Dr. Abovich is correct that echocardiography is a non-invasive procedure, and the risk of any procedural harm is very small. Inappropriate echocardiograms do, however, significantly increase the cost of delivering healthcare services and incidental findings from these tests may lead to further testing which could be harmful. Furthermore, increased volume of echocardiogram orders may reduce the capacity of a lab or hospital to provide echocardiograms in a timely manner to those who need them most .

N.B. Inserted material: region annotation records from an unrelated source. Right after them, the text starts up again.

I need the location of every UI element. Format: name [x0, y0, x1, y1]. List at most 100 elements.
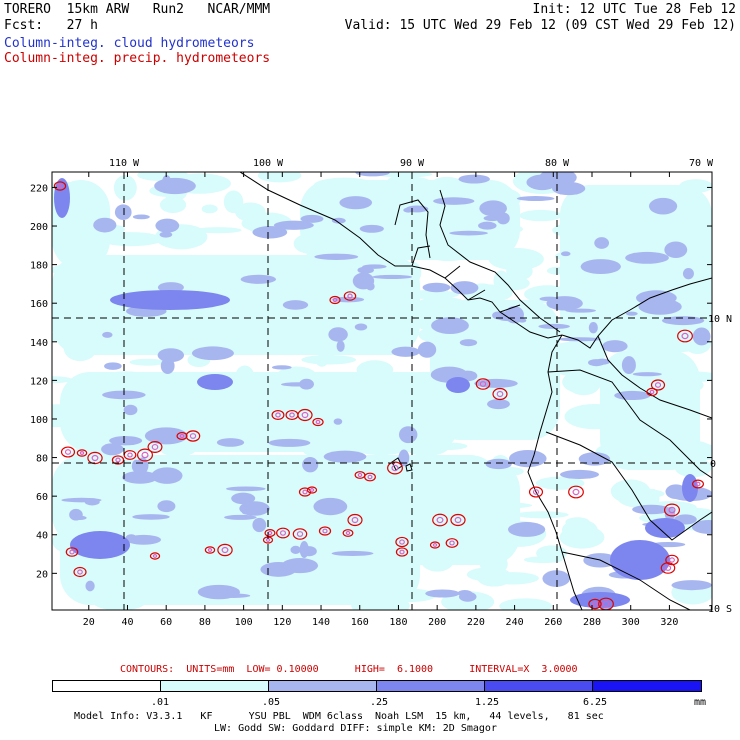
cloud-patch-dense: [425, 589, 460, 598]
precip-contour: [646, 387, 658, 397]
precip-contour: [450, 513, 466, 527]
cloud-patch: [416, 205, 465, 220]
x-tick-label: 220: [467, 617, 485, 628]
precip-contour-inner: [602, 600, 610, 608]
cloud-patch-dense: [449, 230, 488, 236]
precip-contour-inner: [399, 539, 405, 545]
precip-contour-inner: [275, 412, 281, 418]
valid-time: Valid: 15 UTC Wed 29 Feb 12 (09 CST Wed …: [344, 18, 736, 33]
precip-contour: [432, 513, 448, 527]
cloud-patch: [129, 358, 166, 366]
cloud-patch-dense: [478, 221, 497, 230]
precip-contour-inner: [332, 297, 338, 303]
cloud-patch: [353, 422, 367, 441]
cloud-patch-dense: [271, 365, 292, 370]
cloud-patch: [277, 264, 328, 273]
precip-contour: [65, 547, 79, 557]
precip-contour-inner: [315, 419, 321, 425]
cloud-patch: [589, 368, 603, 387]
precip-contour-inner: [64, 449, 72, 455]
cloud-patch: [613, 232, 657, 257]
cloud-patch-dense: [648, 197, 678, 215]
precip-contour-inner: [391, 464, 399, 472]
cloud-patch: [397, 411, 415, 428]
precip-contour-inner: [289, 412, 295, 418]
precip-contour-inner: [69, 549, 75, 555]
colorbar-bin-2: [268, 680, 377, 692]
x-axis-ticks: 20 40 60 80 100 120 140 160 180 200 220 240 260 280 30…: [83, 172, 678, 628]
colorbar-units: mm: [694, 697, 707, 708]
precip-contour-inner: [454, 516, 462, 524]
cloud-patch: [141, 517, 159, 538]
cloud-patch-heavy: [645, 518, 685, 538]
cloud-patch: [197, 423, 241, 439]
cloud-patch-dense: [458, 174, 490, 184]
cloud-patch-dense: [252, 225, 288, 239]
precip-contour-inner: [532, 489, 540, 495]
cloud-patch-dense: [664, 507, 676, 521]
precip-contour-inner: [496, 390, 504, 398]
cloud-patch: [450, 469, 464, 487]
contour-info: CONTOURS: UNITS=mm LOW= 0.10000 HIGH= 6.…: [120, 664, 578, 675]
precip-contour: [264, 528, 276, 538]
cloud-patch: [387, 556, 411, 565]
precip-contour-inner: [301, 411, 309, 419]
precip-contour-inner: [57, 183, 63, 189]
map-frame: [51, 171, 713, 611]
precip-contour-inner: [432, 543, 438, 547]
cloud-patch-dense: [302, 456, 319, 473]
precip-contour-inner: [681, 332, 689, 340]
cloud-patch: [480, 188, 503, 202]
cloud-patch-dense: [280, 382, 315, 387]
x-tick-label: 40: [121, 617, 133, 628]
cloud-patch-dense: [122, 471, 158, 484]
cloud-patch: [235, 365, 255, 389]
precip-contour: [60, 446, 76, 458]
y-tick-label: 40: [36, 531, 48, 542]
y-axis-ticks: 220 200 180 160 140 120 100 80 60 40 20: [30, 183, 712, 580]
x-tick-label: 20: [83, 617, 95, 628]
precip-contour-inner: [669, 557, 675, 563]
cloud-patch: [201, 204, 218, 214]
cloud-patch-dense: [459, 339, 478, 347]
precip-contour: [87, 451, 103, 465]
x-tick-label: 120: [273, 617, 291, 628]
y-tick-label: 60: [36, 492, 48, 503]
colorbar-bin-5: [592, 680, 702, 692]
precip-contour-inner: [309, 488, 315, 492]
cloud-patch: [493, 270, 510, 292]
precip-contour: [665, 554, 679, 566]
colorbar-bin-1: [160, 680, 269, 692]
cloud-patch: [297, 271, 362, 293]
x-tick-label: 200: [428, 617, 446, 628]
cloud-patch: [610, 479, 651, 504]
cloud-patch: [324, 389, 372, 402]
cloud-patch: [364, 563, 379, 584]
y-tick-label: 200: [30, 222, 48, 233]
cloud-patch: [456, 493, 500, 511]
cloud-patch-dense: [144, 427, 188, 445]
cloud-patch-dense: [224, 514, 257, 520]
cloud-patch: [431, 176, 463, 190]
cloud-patch: [376, 172, 433, 178]
lon-label-100w: 100 W: [253, 158, 284, 169]
cloud-patch: [160, 400, 221, 408]
cloud-patch-dense: [417, 341, 437, 358]
precip-contour: [147, 441, 163, 453]
cloud-patch: [429, 416, 492, 439]
cloud-patch-dense: [109, 436, 143, 446]
precip-contour: [395, 536, 409, 548]
cloud-patch-dense: [483, 215, 501, 222]
cloud-patch: [55, 217, 77, 227]
cloud-patch: [223, 190, 244, 214]
cloud-patch-dense: [372, 274, 413, 279]
cloud-patch-dense: [132, 214, 150, 220]
precip-contour-inner: [79, 450, 85, 456]
cloud-patch-dense: [125, 534, 162, 545]
cloud-patch-dense: [362, 264, 387, 269]
cloud-patch-dense: [671, 580, 712, 591]
precip-contour-inner: [357, 472, 363, 478]
cloud-patch: [402, 177, 432, 190]
colorbar-label-0: .01: [151, 697, 170, 708]
cloud-patch-dense: [485, 458, 512, 470]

The purpose of this study was to develop an intervention, using feedback and education, that would reduce inappropriate utilization of this important imaging modality, without compromising physician ordering autonomy or the principles of physician self regulation. In this time of constrained budgets, alternative approaches such as radiology benefits managers or pre-authorization do directly impact the autonomy of health care providers to order individual echocardiograms on their patients. The methodology in our study does not. In fact, our study allows physicians to do exactly what Dr. Abovich suggests, which is use clinical judgment to decide the best clinical plan for patients , while still achieving the objective of reducing inappropriate utilization through education.
Finally, we agree that there are many other areas of cardiac testing and interventions where inappropriate ordering may be a concern. Our approach is not necessarily restricted to echocardiography, but could be used in these areas as well.
With respect to Dr. Powell’s comments, we agree that the reduction of inappropriate echocardiograms may seem small (13% to 5%), however when one considers the volume of echocardiograms ordered at a large institution like ours (about 30 000/year), this small reduction has a significant impact on overall TTE volumes. In addition, our study was focused on inpatient care, where the inappropriate rates of TTE ordering are modest. In the outpatient setting, work we have previously published shows inappropriate TTE ordering rates up to 30%. We are currently conducting a study examining the effect of this intervention in the outpatient environment.
Finally, one point of clarification to Dr. Powell’s comments. Our study did not suggest that the majority of HF patients in hospital did not get an echocardiogram. Rather, when we looked at HF patients in control versus the intervention period there was no difference in the rates of appropriate TTE ordering in these patients. The point being that our intervention did not appear to deter clinicians from ordering appropriate TTEs.
R. Sacha Bhatia and Rory B. Weiner
Massachusetts General Hospital
I appreciate the response. The last sentence before the “Discussion” section of the manuscript states that of those hospitalized HF patents who did not get a TTE, most would have satisfied appropriateness criteria. I understand that there was no significant difference between the intervention and control groups in this regard. But I think this finding is intriguing. Perhaps we underorder echoes in this respect, a practice which may be more deleterious to patient care. Why not focus on a problem of not ordering appropriate tests, as well as ordering inappropriate ones? The literature on changing utilization on the basis of AUC seems to preferentially focus on inappropriate testing. Why? Just because it is easier to study?